After overrideFeatureInstallOrder is resolved, any remaining features that declare an installsAfter must be installed after the features declared in the property, provided that the features have also been declared in the features property.

Property Type Description
installsAfter array Array consisting of the feature id that should be installed before the given feature

Option Resolution

A feature’s ‘options’ - specified as the value of a single feature key/value pair in the user’s devcontainer.json - are passed to the feature as environment variables.

A supporting tool will parse the options object provided by the user. If a value is provided for a feature, it will be emitted to a file named devcontainer-features.env following the format <OPTION_NAME>=<value>.

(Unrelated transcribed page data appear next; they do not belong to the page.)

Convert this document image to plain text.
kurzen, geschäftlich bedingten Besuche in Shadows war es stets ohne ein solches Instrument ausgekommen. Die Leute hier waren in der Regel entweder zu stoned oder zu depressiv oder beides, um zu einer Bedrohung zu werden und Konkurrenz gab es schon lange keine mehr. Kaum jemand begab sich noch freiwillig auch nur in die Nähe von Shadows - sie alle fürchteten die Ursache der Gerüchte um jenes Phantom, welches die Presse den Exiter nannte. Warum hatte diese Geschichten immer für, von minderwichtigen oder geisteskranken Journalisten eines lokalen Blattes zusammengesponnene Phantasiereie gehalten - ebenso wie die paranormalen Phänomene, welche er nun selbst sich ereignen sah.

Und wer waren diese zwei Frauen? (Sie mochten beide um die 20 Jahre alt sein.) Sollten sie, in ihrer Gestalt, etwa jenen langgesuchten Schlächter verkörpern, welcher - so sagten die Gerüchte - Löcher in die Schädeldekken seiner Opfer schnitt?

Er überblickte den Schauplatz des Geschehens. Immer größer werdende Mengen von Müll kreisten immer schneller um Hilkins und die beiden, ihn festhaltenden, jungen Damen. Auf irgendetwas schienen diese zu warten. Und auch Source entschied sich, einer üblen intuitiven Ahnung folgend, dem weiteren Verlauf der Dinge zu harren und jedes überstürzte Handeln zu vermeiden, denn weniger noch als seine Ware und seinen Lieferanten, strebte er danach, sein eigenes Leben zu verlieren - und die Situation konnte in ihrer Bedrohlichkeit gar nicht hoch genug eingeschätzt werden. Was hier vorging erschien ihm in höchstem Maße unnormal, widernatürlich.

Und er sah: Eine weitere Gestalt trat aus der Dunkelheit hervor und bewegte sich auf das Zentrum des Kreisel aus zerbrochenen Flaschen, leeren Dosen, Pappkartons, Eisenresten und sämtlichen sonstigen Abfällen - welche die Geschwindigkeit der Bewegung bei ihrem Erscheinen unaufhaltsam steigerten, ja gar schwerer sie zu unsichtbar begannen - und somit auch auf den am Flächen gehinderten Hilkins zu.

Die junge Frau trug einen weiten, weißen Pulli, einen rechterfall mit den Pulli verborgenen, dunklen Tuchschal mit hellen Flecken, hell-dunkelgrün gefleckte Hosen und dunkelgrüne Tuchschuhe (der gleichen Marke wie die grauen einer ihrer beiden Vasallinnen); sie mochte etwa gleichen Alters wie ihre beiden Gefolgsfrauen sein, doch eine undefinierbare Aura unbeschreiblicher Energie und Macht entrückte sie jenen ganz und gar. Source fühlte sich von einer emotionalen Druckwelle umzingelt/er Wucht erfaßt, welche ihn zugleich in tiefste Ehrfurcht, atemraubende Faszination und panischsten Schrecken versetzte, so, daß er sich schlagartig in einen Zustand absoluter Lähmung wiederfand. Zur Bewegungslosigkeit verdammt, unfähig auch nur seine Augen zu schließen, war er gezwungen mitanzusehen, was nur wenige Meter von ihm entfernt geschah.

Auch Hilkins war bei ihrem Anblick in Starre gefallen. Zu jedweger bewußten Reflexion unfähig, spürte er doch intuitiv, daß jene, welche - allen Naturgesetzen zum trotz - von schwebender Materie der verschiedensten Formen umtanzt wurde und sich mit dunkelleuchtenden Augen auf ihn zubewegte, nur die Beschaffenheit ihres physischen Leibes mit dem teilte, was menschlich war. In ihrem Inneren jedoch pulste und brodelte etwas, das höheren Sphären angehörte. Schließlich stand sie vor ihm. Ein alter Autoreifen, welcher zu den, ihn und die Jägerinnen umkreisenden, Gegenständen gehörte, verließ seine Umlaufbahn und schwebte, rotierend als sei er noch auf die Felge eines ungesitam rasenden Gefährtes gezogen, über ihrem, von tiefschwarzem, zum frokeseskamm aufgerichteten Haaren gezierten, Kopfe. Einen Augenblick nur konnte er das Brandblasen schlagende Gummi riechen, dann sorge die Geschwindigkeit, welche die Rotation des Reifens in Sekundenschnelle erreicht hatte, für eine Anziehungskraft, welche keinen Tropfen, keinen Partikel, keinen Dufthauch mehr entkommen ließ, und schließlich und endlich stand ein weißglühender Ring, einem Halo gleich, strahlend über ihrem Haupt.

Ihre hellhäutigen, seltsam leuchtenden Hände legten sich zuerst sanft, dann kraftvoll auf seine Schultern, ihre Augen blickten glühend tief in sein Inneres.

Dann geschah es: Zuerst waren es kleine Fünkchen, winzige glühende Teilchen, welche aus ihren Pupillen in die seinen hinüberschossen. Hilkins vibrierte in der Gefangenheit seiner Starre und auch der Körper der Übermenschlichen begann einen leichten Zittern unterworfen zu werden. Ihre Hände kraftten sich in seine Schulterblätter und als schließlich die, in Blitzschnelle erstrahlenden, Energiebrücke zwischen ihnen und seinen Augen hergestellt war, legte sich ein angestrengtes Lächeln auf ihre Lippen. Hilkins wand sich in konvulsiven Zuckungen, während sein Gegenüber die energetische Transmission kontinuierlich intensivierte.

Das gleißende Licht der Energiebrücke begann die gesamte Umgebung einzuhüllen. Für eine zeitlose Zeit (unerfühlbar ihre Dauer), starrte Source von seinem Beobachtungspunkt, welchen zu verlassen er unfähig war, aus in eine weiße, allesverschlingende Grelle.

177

To ensure a option that is valid as an environment variable, the follow substitutions are performed.

(str: string) => str
	.replace(/[^\w_]/g, '_')
	.replace(/^[\d_]+/g, '_')
	.toUpperCase();

This file is sourced at build-time for the feature install.sh entrypoint script to handle.

Any options defined by a feature’s devcontainer-feature.json that are omitted in the user’s devcontainer.json will be implicitly exported as its default value.

Option Resolution Example

Suppose a python feature has the following options parameters declared in the devcontainer-feature.json file:

// ...
"options": {
    "version": {
        "type": "string",
        "enum": ["latest", "3.10", "3.9", "3.8", "3.7", "3.6"],
        "default": "latest",
        "description": "Select a Python version to install."
    },
    "pip": {
        "type": "boolean",
        "default": true,
        "description": "Installs pip"
    },
    "optimize": {
        "type": "boolean",
        "default": true,
        "description": "Optimize python installation"
    }
}

The user’s devcontainer.json declared the python feature like so


"features": {
    "python": {
        "version": "3.10",
        "pip": false
    }
}

The emitted environment variables will be:

VERSION="3.10"
PIP="false"
OPTIMIZE="true"

These will be sourced and visible to the install.sh entrypoint script. The following install.sh…

#!/usr/bin/env bash

echo "Version is $VERSION"
echo "Pip? $PIP"
echo "Optimize? $OPTIMIZE"

…output the following:

Version is 3.10
Pip? false
Optimize? true

Implementation Notes

There are several things to keep in mind for an application that implements features:

  • The order of execution of features is determined by the application, based on the installAfter property used by feature authors. It can be overridden by users if necessary with the overrideFeatureInstallOrder in devcontainer.json.
  • Features are used to create an image that can be used to create a container or not.
  • Parameters like privileged, init are included if just 1 feature requires them.
  • Parameters like capAdd, securityOp are concatenated.
  • containerEnv is added before the feature is executed as ENV commands in the Dockerfile.
  • Each feature script executes as its own layer to aid in caching and rebuilding.